Apple fait face à une nouvelle procédure judiciaire aux États-Unis autour de Hide My Email, sa fonction qui masque l’adresse e-mail réelle d’un utilisateur. Dans une plainte déposée le 15 juillet devant l’U.S. District Court for the Northern District of California, Anthony Alvarez accuse Apple de publicité mensongère, fraude, rupture de contrat et autres violations liées à la manière dont le groupe présente cette brique de confidentialité.
La plainte soutient qu’Apple a vendu une protection de la vie privée qu’elle n’était pas en mesure d’assurer. Le texte vise à la fois la version complète de Hide My Email incluse dans les abonnements iCloud+, et les adresses relais plus limitées générées via Sign in with Apple. Anthony Alvarez cherche à faire certifier quatre classes de consommateurs, dont deux sous-classes californiennes, et réclame des dommages-intérêts ainsi qu’une injonction imposant à Apple de corriger la fonction ou d’en exposer clairement les limites.
Une faille connue depuis 2025
D’après la plainte et les éléments déjà rendus publics, le chercheur en sécurité Tyler Murphy a découvert la faille et l’a signalée à Apple en juin 2025. La vulnérabilité est devenue publique le 1er juillet 2026, après plus d’un an sans résolution complète. Apple avait indiqué en mars 2026 qu’un changement côté système avait corrigé le problème, mais les tests de Murphy ont conclu que la faille persistait. Apple lui a ensuite indiqué qu’un correctif devait arriver dans une future mise à jour de sécurité.
Le 29 juin, 404 Media a confirmé indépendamment qu’il était possible de relier une adresse relais Hide My Email à l’adresse e-mail réelle placée derrière. Le média n’a pas publié les détails techniques, précisément parce que la faille pouvait encore être exploitée.

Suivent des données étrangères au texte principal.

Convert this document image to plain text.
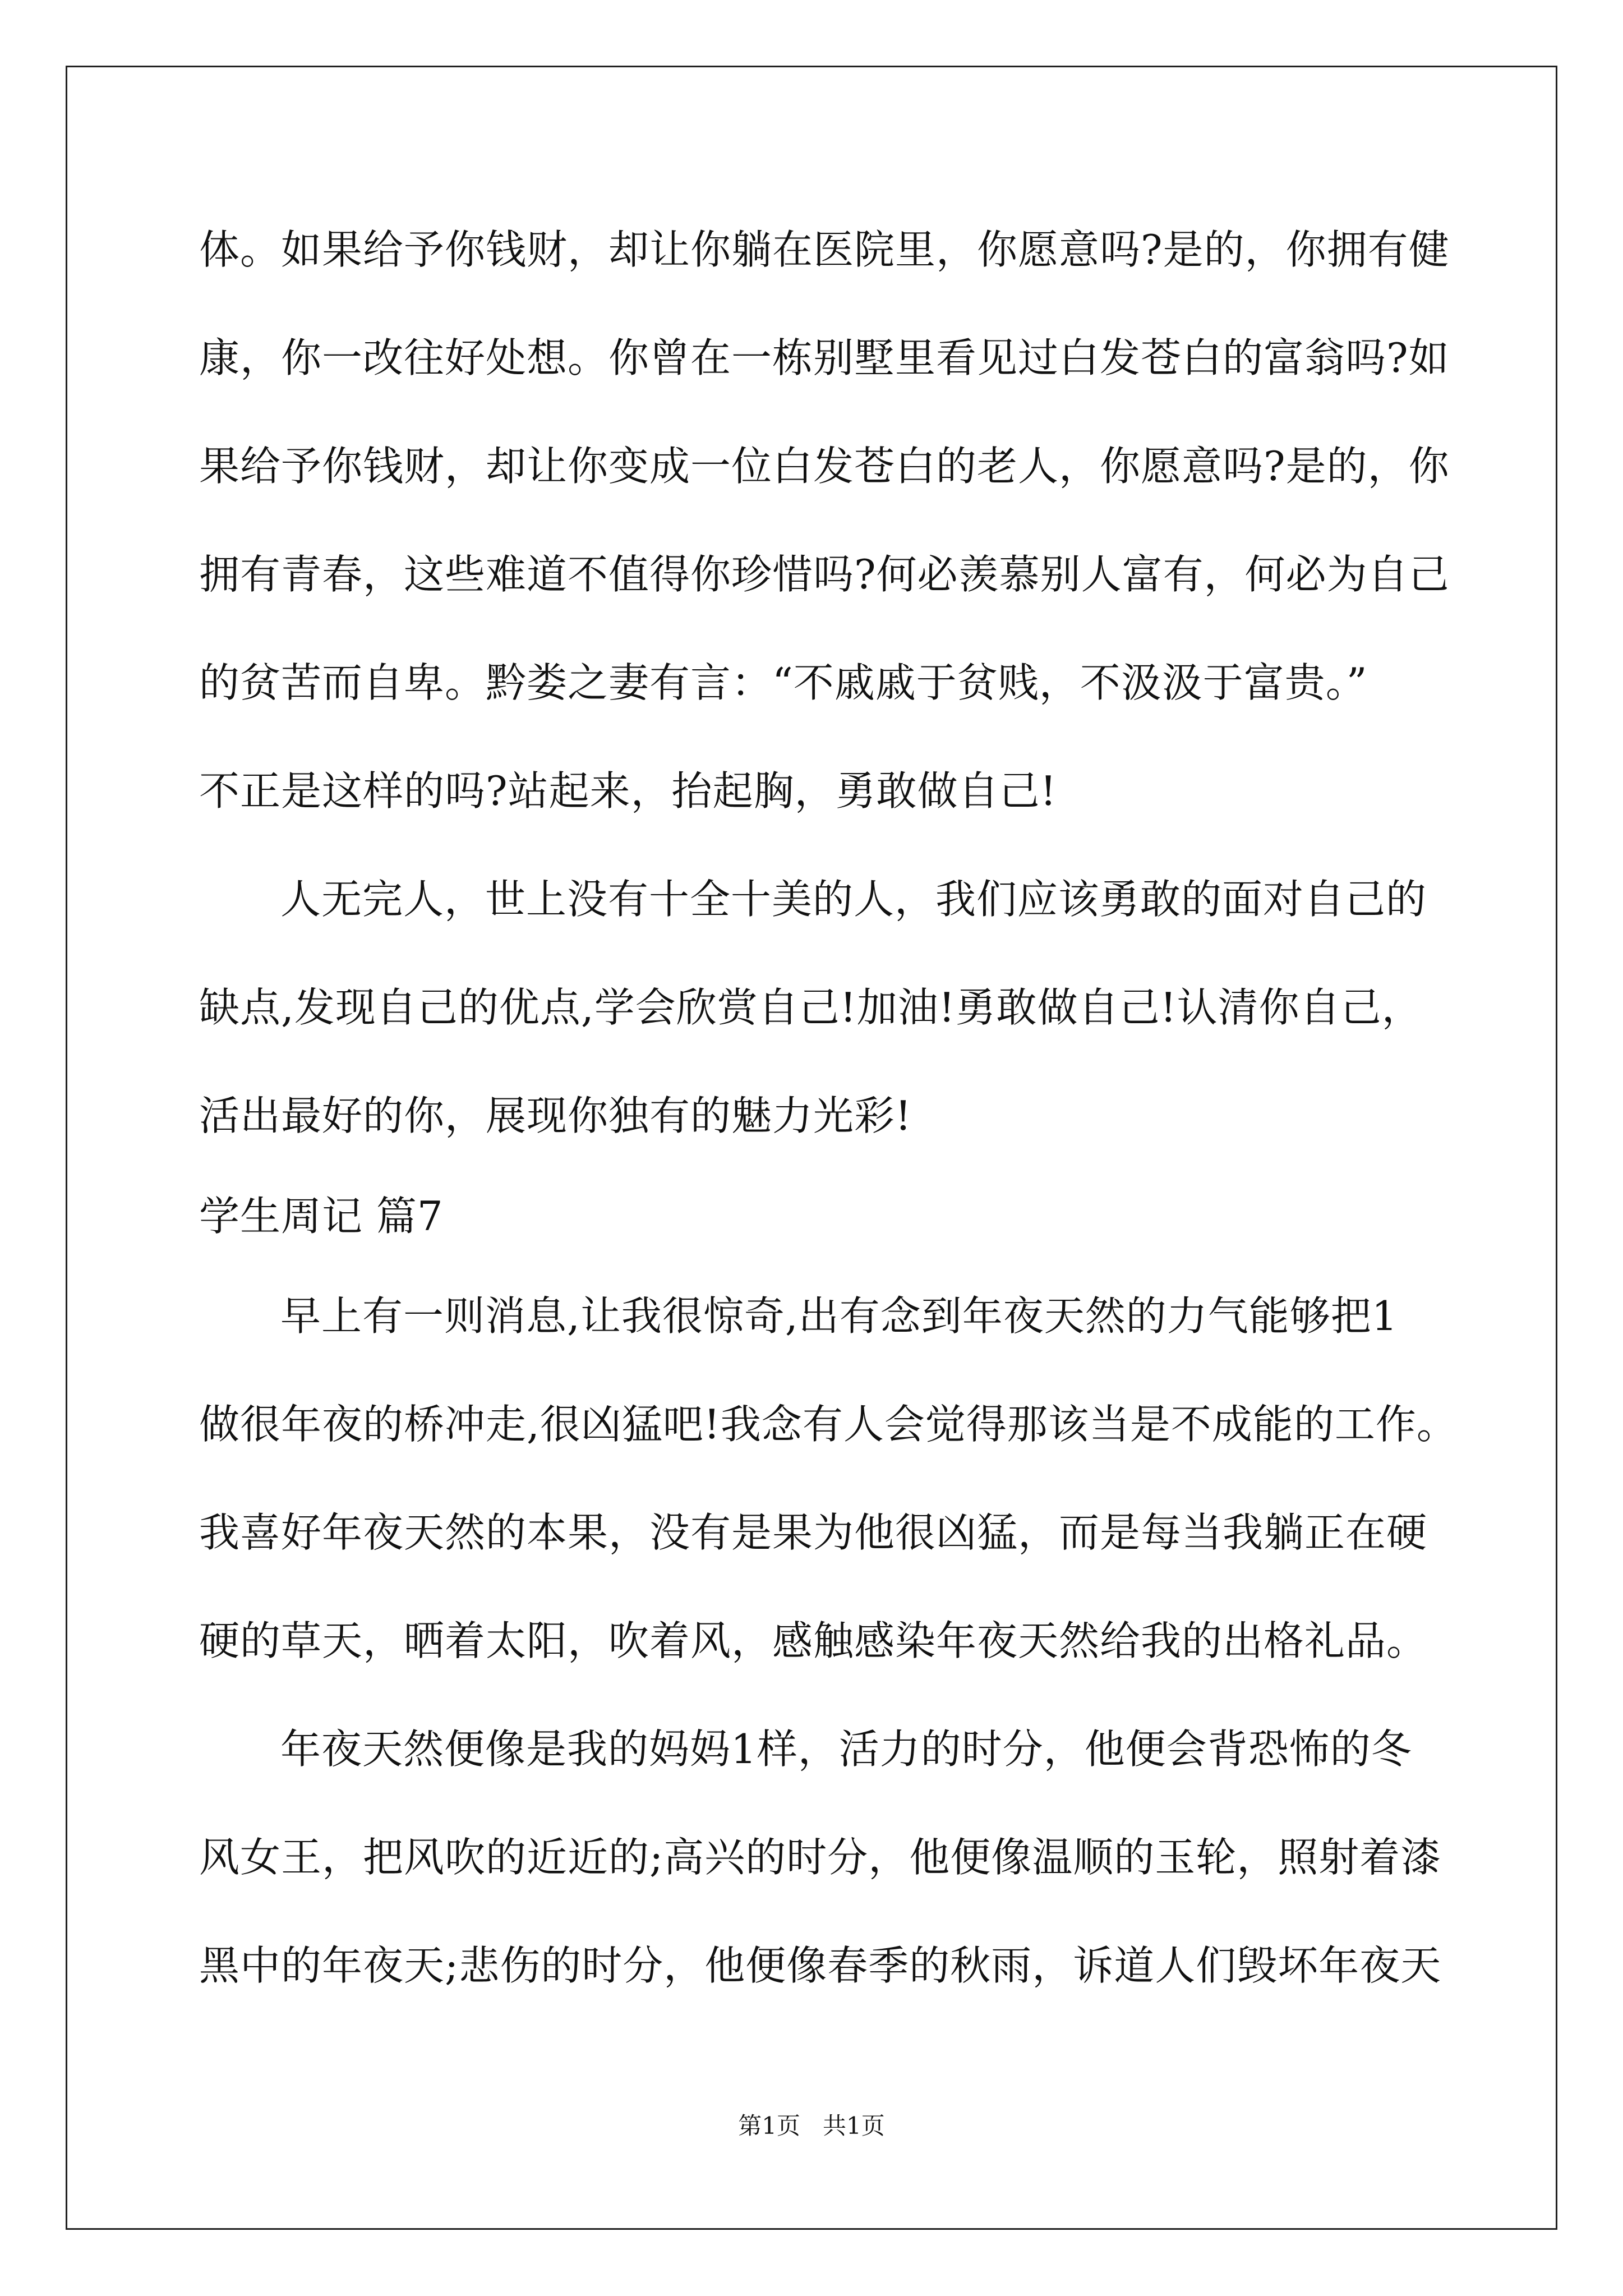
体。如果给予你钱财，却让你躺在医院里，你愿意吗?是的，你拥有健
康，你一改往好处想。你曾在一栋别墅里看见过白发苍白的富翁吗?如
果给予你钱财，却让你变成一位白发苍白的老人，你愿意吗?是的，你
拥有青春，这些难道不值得你珍惜吗?何必羡慕别人富有，何必为自己
的贫苦而自卑。黔娄之妻有言：“不戚戚于贫贱，不汲汲于富贵。”
不正是这样的吗?站起来，抬起胸，勇敢做自己!
人无完人，世上没有十全十美的人，我们应该勇敢的面对自己的
缺点,发现自己的优点,学会欣赏自己!加油!勇敢做自己!认清你自己，
活出最好的你，展现你独有的魅力光彩!
学生周记 篇7
早上有一则消息,让我很惊奇,出有念到年夜天然的力气能够把1
做很年夜的桥冲走,很凶猛吧!我念有人会觉得那该当是不成能的工作。
我喜好年夜天然的本果，没有是果为他很凶猛，而是每当我躺正在硬
硬的草天，晒着太阳，吹着风，感触感染年夜天然给我的出格礼品。
年夜天然便像是我的妈妈1样，活力的时分，他便会背恐怖的冬
风女王，把风吹的近近的;高兴的时分，他便像温顺的玉轮，照射着漆
黑中的年夜天;悲伤的时分，他便像春季的秋雨，诉道人们毁坏年夜天
第1页   共1页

Une action large, sans attaque alléguée
Le point le plus sensible du dossier tient à la nature du préjudice invoqué. La plainte ne dit pas que l’adresse e-mail d’Anthony Alvarez a été exposée, ni qu’elle a été utilisée dans une attaque, ni qu’il a subi des messages non désirés à cause de cette faille. Son argument est financier : il affirme avoir acheté un iPhone et souscrit à l’offre iCloud+ 200 Go autour du 15 mars 2025, et qu’il n’aurait pas payé le même prix s’il avait connu les limites de Hide My Email.
Cette logique est relativement directe pour iCloud+, puisque la fonction fait explicitement partie d’une offre payante. Elle est plus ambitieuse pour le matériel Apple, la plainte cherchant aussi à inclure des clients ayant acheté des appareils et utilisé les adresses relais liées à Sign in with Apple. À ce stade, les allégations n’ont pas été testées au fond et aucune classe n’a été certifiée.
Ce que ça change
Pour Apple, l’enjeu dépasse le seul risque judiciaire : la société fait de la confidentialité un argument commercial central, et une faille non corrigée sur une fonction censée masquer l’identité numérique fragilise ce positionnement. Même sans attaque documentée à ce stade, le dossier met la pression sur Apple pour livrer un correctif clair et expliquer plus précisément les limites de la fonction.
Pour les utilisateurs, le point à surveiller est donc moins la procédure elle-même que la future mise à jour de sécurité évoquée par Apple. Si le correctif tarde encore, la question pourrait devenir autant réputationnelle que juridique pour le groupe.